The Social Security Administration (SSA) has detailed guidelines on income and assets for those applying for disability benefits. SSA income guidelines are quite complex. We briefly will review the highlights below, but for more detailed information or help calculating your income, it’s advisable to speak to a disability attorney in your area. For legal help with disability benefits in North and South Carolina, call Chad Brown Law for a Free case evaluation.
Substantial Gainful Activity
In order to qualify for SSDI, you must be unable to engage in what the SSA calls substantial gainful activity (SGA).

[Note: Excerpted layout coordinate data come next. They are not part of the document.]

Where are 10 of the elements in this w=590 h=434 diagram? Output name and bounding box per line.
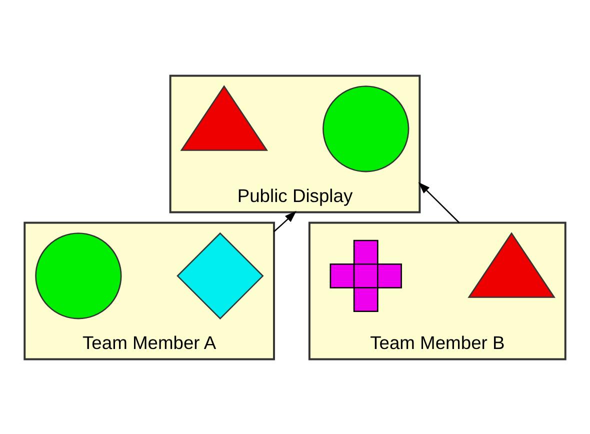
node-circle	[35, 232, 122, 319]
arrow	[274, 210, 296, 232]
cluster: Team Member B	[308, 221, 566, 360]
node-triangle	[468, 232, 556, 298]
cluster: Public Display	[169, 74, 421, 213]
arrow	[418, 182, 460, 223]
node-diamond	[176, 232, 264, 319]
cluster: Team Member A	[24, 221, 275, 360]
node-triangle	[180, 84, 268, 150]
node-circle	[322, 85, 410, 172]
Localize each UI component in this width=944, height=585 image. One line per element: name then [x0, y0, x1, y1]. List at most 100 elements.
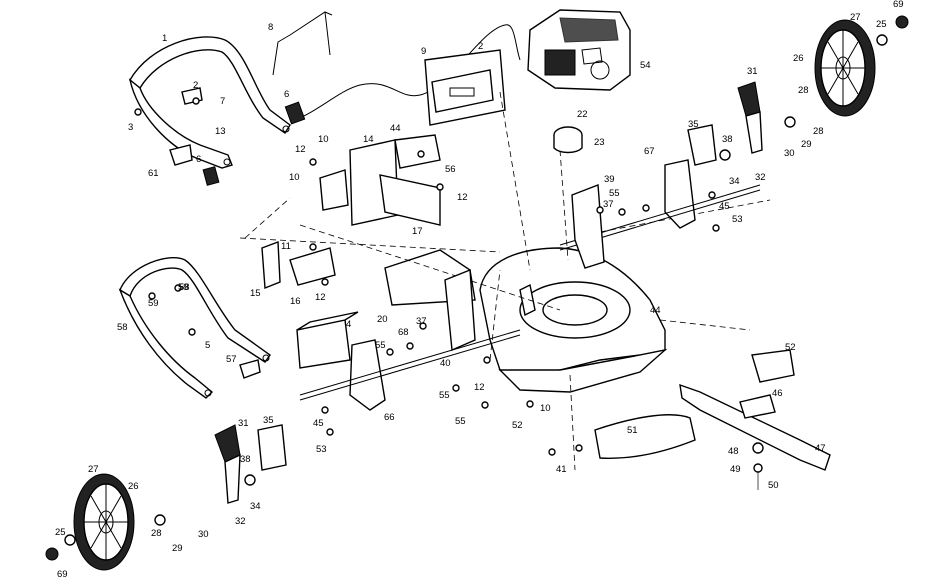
callout: 34: [250, 501, 261, 512]
callout: 61: [148, 168, 159, 179]
callout: 55: [609, 188, 620, 199]
height-adjuster-lever-rear: [737, 81, 763, 154]
height-adjust-plates: [444, 184, 605, 352]
callout: 32: [755, 172, 766, 183]
callout: 16: [290, 296, 301, 307]
callout: 59: [178, 282, 189, 293]
rear-wheel: [814, 19, 876, 117]
callout: 53: [732, 214, 743, 225]
left-axle-bracket: [299, 329, 521, 411]
callout: 29: [172, 543, 183, 554]
callout: 10: [540, 403, 551, 414]
callout: 14: [363, 134, 374, 145]
callout: 10: [289, 172, 300, 183]
discharge-chute: [296, 311, 359, 369]
callout: 27: [850, 12, 861, 23]
callout: 46: [772, 388, 783, 399]
blade-adapter: [739, 394, 776, 419]
callout: 34: [729, 176, 740, 187]
callout: 25: [55, 527, 66, 538]
callout: 37: [603, 199, 614, 210]
callout: 50: [768, 480, 779, 491]
callout: 67: [644, 146, 655, 157]
wheel-hardware: [45, 15, 909, 561]
callout: 55: [455, 416, 466, 427]
callout: 17: [412, 226, 423, 237]
mower-deck: [479, 247, 668, 393]
callout: 31: [238, 418, 249, 429]
callout: 66: [384, 412, 395, 423]
handle-brackets: [169, 87, 306, 379]
height-adjuster-lever-front: [214, 424, 241, 504]
callout: 1: [162, 33, 167, 44]
alignment-lines: [239, 91, 771, 471]
callout: 11: [281, 241, 291, 252]
upper-handle: [128, 36, 291, 169]
callout: 10: [318, 134, 329, 145]
callout: 44: [650, 305, 661, 316]
callout: 2: [478, 41, 483, 52]
callout: 55: [375, 340, 386, 351]
callout: 26: [793, 53, 804, 64]
blade-hardware: [752, 442, 764, 490]
callout: 28: [151, 528, 162, 539]
callout: 55: [439, 390, 450, 401]
wheel-bracket-front: [257, 424, 287, 471]
callout: 58: [117, 322, 128, 333]
callout: 68: [398, 327, 409, 338]
lower-handle: [118, 256, 271, 399]
callout: 12: [315, 292, 326, 303]
callout: 26: [128, 481, 139, 492]
fasteners: [134, 97, 720, 456]
callout: 12: [295, 144, 306, 155]
callout: 3: [128, 122, 133, 133]
callout: 53: [316, 444, 327, 455]
deck-baffle: [594, 414, 696, 459]
callout-labels: 1 2 2 3 4 5 6 6 7 8 9 10 10 10 11 12 12 …: [55, 0, 904, 580]
callout: 37: [416, 316, 427, 327]
callout: 58: [179, 282, 190, 293]
callout: 49: [730, 464, 741, 475]
callout: 31: [747, 66, 758, 77]
callout: 54: [640, 60, 651, 71]
callout: 56: [445, 164, 456, 175]
callout: 5: [205, 340, 210, 351]
callout: 69: [57, 569, 68, 580]
callout: 45: [719, 201, 730, 212]
callout: 13: [215, 126, 226, 137]
callout: 6: [196, 154, 201, 165]
control-rod: [272, 11, 333, 76]
callout: 35: [688, 119, 699, 130]
callout: 2: [193, 80, 198, 91]
callout: 8: [268, 22, 273, 33]
callout: 39: [604, 174, 615, 185]
callout: 69: [893, 0, 904, 10]
callout: 29: [801, 139, 812, 150]
callout: 45: [313, 418, 324, 429]
callout: 23: [594, 137, 605, 148]
throttle-cable: [294, 24, 521, 121]
mower-blade: [679, 383, 831, 471]
callout: 28: [798, 85, 809, 96]
callout: 38: [722, 134, 733, 145]
engine: [527, 9, 631, 91]
callout: 22: [577, 109, 588, 120]
callout: 51: [627, 425, 638, 436]
wheel-bracket-rear: [687, 124, 717, 166]
callout: 38: [240, 454, 251, 465]
callout: 52: [785, 342, 796, 353]
callout: 4: [346, 319, 351, 330]
front-wheel: [73, 473, 135, 571]
callout: 9: [421, 46, 426, 57]
callout: 15: [250, 288, 261, 299]
callout: 27: [88, 464, 99, 475]
control-panel: [424, 49, 506, 126]
callout: 59: [148, 298, 159, 309]
callout: 12: [474, 382, 485, 393]
engine-pulley: [553, 126, 583, 154]
rear-bracket: [261, 241, 336, 290]
callout: 25: [876, 19, 887, 30]
callout: 32: [235, 516, 246, 527]
callout: 52: [512, 420, 523, 431]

The SSA puts a cap on how much money you can earn and still qualify for benefits because if you can work, then you aren’t considered disabled.
A person who earns more than a certain monthly threshold is considered to be engaging in SGA. To determine the threshold, the SSA goes by federal regulations, which factor the national average wage index into an equation to set the SGA income limit each year.
Income guidelines for Social Security disability benefits
For 2021, the SGA cap is $1,310 for non-blind disabled applicants and $2,190 for blind applicants. If you earn more than that amount, you cannot qualify for SSDI. For this type of benefit, the SSA doesn’t limit the amount of assets you can have, nor does it look at your unearned income. Unearned income includes assets such as investment income, earned interest, and your spouse’s income. None of these affect your eligibility for SSDI — only your earned income from SGA is counted.